When choosing iron or steel for any particular work, we should consider tests made on material undergoing similar stresses to those in actual practice, and on test pieces as near as possible to the actual size of the pieces actually used. For example, the usual physical tests recorded are : the tenacity or tensile strength, which is the force with which a body resists being pulled asunder, stated in pounds or tons per square inch; the limit of elasticity, or the point at which a body is permanently deformed when subjected to a stretching strain, reckoned in pounds or tons per square inch, sometimes confused with the yield point, which is near to, but not the same as the elastic limit ; the ductility, which is the extent to which a body elongates before breaking, measured as a percentage of the length; the reduction in area, or the amount a test piece is reduced in size at the point of fracture; the com pressive strength, which is the pressure required to produce fracture; and the hardness, which is measured by the amount of indentation produced by a weighted steel ball 10 mm. diameter with a pressure of 3,000 kg. The hardness number is obtained by dividing the area of the spherical indentation into the pressure. Fig. 68 shows the hardnesses of some alloy steels. These are also hot and cold bending tests required for some material. For example, in specifying for wrought iron it is general to require the specimen to be bent hot and cold through an angle of 180 without signs of breaking.
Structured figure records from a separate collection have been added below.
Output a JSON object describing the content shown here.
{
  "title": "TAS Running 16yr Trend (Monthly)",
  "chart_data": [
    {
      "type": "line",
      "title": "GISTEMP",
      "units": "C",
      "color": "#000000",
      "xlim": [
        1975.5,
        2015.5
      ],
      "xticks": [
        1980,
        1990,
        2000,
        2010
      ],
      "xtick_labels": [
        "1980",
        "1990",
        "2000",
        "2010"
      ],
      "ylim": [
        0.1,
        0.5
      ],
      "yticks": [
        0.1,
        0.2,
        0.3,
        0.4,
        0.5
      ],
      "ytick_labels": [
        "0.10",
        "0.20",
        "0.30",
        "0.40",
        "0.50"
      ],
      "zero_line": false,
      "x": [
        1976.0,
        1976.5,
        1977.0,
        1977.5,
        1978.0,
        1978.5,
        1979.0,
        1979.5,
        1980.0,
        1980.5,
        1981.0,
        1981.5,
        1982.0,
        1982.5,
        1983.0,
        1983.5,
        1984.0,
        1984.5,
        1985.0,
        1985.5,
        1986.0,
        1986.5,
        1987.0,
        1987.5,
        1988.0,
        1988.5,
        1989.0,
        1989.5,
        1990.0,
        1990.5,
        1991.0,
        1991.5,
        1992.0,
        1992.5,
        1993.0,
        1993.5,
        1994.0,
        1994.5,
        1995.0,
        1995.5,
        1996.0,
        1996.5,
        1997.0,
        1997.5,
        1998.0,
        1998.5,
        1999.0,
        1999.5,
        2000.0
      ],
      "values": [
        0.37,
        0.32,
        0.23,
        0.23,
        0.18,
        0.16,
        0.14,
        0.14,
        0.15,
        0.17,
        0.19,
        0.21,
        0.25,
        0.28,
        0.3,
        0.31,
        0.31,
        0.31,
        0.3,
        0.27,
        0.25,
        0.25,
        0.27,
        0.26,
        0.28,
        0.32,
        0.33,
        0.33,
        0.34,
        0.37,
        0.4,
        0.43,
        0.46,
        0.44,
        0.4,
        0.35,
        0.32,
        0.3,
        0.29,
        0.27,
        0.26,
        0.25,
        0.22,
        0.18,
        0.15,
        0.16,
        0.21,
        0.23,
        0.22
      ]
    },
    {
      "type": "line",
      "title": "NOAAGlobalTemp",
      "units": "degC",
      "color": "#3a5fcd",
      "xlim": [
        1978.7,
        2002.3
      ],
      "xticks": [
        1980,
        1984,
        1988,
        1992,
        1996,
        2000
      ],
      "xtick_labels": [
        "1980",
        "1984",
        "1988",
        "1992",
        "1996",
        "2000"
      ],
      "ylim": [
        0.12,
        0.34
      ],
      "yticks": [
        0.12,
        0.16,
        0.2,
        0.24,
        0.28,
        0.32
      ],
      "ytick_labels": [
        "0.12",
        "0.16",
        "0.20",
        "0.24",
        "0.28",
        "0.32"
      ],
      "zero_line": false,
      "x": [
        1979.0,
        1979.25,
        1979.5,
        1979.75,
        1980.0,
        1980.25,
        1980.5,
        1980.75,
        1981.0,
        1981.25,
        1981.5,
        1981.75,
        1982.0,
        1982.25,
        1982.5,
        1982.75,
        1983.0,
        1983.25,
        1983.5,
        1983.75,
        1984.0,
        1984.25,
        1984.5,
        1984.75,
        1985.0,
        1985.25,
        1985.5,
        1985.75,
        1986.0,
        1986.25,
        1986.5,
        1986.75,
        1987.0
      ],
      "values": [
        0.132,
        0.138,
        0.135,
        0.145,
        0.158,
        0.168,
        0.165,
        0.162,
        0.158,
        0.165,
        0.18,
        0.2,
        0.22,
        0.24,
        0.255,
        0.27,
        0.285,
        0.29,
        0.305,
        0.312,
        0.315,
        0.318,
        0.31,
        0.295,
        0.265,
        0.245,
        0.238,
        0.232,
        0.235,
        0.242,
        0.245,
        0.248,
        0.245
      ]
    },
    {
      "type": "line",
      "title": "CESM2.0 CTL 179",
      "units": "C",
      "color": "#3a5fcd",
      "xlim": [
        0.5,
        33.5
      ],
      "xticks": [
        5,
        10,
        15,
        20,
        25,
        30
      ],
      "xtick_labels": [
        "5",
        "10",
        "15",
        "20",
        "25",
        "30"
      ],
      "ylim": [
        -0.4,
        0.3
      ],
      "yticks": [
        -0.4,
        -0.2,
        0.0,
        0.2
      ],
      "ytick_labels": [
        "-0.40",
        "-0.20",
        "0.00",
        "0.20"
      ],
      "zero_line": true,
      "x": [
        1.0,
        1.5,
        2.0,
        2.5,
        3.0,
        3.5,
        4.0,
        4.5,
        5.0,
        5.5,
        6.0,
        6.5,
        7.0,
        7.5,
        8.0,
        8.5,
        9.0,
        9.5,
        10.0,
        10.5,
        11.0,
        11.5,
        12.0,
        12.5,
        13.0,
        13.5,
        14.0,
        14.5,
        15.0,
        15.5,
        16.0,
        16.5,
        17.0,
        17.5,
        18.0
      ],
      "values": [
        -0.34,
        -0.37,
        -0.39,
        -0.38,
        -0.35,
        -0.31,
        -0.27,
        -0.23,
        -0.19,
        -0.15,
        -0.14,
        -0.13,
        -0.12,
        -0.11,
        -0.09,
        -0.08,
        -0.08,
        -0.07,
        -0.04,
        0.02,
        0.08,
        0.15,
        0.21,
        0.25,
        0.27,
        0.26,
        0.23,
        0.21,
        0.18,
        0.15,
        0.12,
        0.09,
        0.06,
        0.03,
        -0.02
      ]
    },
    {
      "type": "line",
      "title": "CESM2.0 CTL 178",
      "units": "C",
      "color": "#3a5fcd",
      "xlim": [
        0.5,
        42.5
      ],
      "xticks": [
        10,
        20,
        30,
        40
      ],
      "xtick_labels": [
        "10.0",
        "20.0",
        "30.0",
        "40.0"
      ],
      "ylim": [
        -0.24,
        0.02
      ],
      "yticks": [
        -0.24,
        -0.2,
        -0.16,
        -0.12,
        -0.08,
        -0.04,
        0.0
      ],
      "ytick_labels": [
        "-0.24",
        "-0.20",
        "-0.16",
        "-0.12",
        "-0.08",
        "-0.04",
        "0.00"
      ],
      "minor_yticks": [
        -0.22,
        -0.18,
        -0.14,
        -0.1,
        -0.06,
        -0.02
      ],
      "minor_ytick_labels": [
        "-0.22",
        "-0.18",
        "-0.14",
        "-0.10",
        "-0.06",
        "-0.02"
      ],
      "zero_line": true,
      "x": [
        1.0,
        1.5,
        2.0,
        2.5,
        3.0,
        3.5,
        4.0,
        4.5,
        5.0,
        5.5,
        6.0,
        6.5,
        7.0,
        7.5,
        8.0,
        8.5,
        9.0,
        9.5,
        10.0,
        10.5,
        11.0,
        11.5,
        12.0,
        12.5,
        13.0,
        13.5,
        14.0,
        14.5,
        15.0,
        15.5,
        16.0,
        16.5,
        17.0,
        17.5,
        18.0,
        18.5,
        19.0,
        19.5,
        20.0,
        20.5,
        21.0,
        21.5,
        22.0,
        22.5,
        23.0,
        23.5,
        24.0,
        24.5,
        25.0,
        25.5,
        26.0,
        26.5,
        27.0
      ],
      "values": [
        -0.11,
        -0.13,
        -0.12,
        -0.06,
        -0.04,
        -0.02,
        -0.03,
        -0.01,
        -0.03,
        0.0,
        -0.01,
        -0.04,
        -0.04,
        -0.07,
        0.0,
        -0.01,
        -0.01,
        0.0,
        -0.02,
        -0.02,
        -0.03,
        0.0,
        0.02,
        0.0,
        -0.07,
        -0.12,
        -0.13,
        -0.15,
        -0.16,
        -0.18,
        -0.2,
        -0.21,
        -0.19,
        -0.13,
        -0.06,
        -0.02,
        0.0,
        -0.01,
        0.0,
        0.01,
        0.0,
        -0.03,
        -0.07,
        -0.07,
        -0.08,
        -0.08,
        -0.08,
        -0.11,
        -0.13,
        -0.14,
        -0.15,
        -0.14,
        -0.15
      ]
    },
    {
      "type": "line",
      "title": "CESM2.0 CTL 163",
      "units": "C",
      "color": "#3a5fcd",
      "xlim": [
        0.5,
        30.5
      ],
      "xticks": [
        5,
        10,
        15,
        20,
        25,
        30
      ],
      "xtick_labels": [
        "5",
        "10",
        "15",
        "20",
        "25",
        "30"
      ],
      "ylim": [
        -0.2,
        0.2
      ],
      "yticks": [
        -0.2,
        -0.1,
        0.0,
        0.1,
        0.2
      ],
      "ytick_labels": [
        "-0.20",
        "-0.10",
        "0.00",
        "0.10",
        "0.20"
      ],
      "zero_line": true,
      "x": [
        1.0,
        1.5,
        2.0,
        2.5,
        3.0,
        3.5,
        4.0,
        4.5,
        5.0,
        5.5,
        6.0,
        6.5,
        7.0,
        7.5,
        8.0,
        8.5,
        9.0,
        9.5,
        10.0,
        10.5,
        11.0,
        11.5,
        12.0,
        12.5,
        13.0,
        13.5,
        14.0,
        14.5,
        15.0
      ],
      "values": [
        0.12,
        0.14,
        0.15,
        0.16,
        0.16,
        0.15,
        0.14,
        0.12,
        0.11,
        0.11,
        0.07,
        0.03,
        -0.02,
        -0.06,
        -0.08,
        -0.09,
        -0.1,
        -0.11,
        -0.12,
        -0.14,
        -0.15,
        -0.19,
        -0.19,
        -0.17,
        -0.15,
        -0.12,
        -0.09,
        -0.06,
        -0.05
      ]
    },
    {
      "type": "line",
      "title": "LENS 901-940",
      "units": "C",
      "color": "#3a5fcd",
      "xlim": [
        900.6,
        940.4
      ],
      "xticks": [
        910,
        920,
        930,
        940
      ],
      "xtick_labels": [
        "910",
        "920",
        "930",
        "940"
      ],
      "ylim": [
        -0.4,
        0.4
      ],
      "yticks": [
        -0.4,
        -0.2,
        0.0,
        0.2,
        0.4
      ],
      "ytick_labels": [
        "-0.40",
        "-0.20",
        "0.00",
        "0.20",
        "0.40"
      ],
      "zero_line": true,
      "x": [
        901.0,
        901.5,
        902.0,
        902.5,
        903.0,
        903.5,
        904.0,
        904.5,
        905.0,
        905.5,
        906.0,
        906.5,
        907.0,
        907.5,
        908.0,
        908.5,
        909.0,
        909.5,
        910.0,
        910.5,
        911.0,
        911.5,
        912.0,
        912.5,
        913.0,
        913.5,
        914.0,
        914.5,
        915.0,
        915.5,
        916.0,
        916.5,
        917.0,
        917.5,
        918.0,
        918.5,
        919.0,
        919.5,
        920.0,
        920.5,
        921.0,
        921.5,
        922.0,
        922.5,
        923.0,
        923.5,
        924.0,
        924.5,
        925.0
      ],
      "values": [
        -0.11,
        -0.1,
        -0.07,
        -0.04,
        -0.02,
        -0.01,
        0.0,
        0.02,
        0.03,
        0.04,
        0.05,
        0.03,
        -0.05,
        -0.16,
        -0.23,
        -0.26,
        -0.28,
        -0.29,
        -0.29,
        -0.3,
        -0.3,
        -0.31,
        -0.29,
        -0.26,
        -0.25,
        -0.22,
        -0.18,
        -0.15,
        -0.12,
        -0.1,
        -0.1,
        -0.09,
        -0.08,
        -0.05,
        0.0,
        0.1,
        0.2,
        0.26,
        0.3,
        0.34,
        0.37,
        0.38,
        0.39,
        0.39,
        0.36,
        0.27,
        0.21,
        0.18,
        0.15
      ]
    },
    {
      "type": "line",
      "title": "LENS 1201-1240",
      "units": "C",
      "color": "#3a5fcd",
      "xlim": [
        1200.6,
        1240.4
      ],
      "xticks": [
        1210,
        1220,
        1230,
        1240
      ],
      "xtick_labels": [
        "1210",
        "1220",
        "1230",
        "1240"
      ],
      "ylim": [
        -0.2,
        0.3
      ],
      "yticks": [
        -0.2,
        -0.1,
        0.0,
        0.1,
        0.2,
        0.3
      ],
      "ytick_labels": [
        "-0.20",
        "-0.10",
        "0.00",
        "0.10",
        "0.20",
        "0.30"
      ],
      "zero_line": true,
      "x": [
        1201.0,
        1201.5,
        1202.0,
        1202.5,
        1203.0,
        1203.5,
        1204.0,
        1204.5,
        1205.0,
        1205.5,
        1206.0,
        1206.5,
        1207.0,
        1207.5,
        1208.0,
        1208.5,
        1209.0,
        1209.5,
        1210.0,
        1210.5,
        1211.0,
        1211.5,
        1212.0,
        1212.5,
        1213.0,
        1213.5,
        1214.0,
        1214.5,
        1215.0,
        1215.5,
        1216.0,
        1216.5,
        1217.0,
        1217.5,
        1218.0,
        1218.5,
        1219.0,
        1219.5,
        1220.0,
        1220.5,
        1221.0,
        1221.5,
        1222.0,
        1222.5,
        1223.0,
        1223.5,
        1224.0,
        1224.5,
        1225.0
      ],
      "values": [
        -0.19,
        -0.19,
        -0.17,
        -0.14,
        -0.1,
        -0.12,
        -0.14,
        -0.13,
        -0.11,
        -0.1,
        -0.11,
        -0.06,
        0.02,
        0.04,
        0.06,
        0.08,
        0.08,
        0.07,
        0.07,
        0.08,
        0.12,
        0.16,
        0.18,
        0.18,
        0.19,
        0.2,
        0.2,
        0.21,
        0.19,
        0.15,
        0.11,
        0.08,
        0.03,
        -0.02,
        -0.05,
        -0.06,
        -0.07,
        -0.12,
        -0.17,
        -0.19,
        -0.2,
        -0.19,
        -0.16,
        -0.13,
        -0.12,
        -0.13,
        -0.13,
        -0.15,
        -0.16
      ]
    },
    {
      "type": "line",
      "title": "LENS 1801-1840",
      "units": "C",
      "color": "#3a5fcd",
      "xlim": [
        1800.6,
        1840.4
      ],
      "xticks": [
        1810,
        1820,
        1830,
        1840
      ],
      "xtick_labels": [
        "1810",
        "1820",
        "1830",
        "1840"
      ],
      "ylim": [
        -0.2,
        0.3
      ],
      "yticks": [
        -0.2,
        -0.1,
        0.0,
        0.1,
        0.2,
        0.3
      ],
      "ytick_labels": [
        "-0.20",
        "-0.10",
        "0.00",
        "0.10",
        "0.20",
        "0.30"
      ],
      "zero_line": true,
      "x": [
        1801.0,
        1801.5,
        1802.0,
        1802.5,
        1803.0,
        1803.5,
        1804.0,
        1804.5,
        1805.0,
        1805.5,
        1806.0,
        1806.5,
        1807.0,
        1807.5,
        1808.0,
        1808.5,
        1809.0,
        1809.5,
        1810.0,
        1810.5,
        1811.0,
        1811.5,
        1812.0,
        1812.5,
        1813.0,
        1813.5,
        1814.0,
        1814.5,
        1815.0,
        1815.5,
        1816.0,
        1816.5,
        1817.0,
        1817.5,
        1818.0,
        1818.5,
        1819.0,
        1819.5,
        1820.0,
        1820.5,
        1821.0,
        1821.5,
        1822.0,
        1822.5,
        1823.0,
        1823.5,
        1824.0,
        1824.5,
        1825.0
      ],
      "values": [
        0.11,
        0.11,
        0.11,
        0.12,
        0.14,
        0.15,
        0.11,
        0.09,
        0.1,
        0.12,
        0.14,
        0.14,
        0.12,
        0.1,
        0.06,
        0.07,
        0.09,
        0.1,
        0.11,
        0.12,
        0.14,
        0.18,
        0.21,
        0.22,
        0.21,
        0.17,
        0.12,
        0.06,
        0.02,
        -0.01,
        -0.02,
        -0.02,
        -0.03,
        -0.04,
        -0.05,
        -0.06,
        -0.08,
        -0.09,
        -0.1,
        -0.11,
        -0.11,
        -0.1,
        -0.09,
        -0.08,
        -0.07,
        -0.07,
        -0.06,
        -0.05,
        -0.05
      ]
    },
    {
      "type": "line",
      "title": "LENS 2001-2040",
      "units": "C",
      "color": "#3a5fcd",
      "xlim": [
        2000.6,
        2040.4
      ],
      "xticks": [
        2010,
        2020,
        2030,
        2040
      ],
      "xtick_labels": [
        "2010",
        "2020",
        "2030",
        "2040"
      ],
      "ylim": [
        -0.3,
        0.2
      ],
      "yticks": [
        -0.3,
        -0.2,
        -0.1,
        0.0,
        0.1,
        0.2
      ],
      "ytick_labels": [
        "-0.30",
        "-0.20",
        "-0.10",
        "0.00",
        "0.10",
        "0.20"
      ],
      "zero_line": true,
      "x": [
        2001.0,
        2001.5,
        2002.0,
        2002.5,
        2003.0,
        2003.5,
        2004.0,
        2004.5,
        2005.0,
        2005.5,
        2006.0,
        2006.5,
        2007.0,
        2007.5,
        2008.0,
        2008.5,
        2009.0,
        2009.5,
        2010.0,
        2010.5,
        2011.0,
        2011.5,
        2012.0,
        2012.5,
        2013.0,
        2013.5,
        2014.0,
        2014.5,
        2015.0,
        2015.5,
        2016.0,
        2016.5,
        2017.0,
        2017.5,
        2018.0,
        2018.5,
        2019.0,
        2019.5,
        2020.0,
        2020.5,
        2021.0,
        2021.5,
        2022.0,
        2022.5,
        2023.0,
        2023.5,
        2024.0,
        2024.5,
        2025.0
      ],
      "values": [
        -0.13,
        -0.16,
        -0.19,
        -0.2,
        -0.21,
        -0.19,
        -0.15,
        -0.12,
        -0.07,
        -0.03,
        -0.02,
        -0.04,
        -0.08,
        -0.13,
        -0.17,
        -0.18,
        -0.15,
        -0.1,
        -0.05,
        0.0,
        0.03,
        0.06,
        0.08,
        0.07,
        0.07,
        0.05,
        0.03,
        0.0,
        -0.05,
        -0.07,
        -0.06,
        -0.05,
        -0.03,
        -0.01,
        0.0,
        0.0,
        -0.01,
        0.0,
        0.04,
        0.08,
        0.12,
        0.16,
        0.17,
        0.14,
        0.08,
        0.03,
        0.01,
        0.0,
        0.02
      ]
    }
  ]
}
These tests are evidently useful only for choosing a material that has to withstand static stresses, and are useless when we have to consider the effect of dynamic forces, such as forces due to impact, rotary vibrations or combinations of many dynamic forces, acting in union or intermittently. The point is to test the proposed material under as nearly the practical conditions as possible, for while we may have a small test piece with high static properties, we have no indication of how large forgings will act under dynamic stresses, as the difficulties encountered in the heat treatment of large pieces of metal are absent when small pieces are similarly treated.

Some authoritative figures will illustrate the point of view. First is a table showing a comparison between the physical qualities of mild steel and wrought iron.

Suppose that we require a material in which ductility is the most important quality necessary. We see that the mild steel is superior to the wrought iron in tensile strength and elastic limit, and that the elongation is greater on a 12-in. test piece, but on an 18-ft. test, the reverse is true. We also find the reduction of area to be greater on mild steel. Now suppose we are considering the material for a camshaft which is going to be 14 ft. long; evidently we will then favor the test of a length somewhat similar, and dynamic tests on the material proving equal, we may with good judgment select the wrought iron. The elongation and reduction of area are the effect of that quality of wrought iron, by which it elongates over a much greater length, owing to its fibrous nature, than does steel.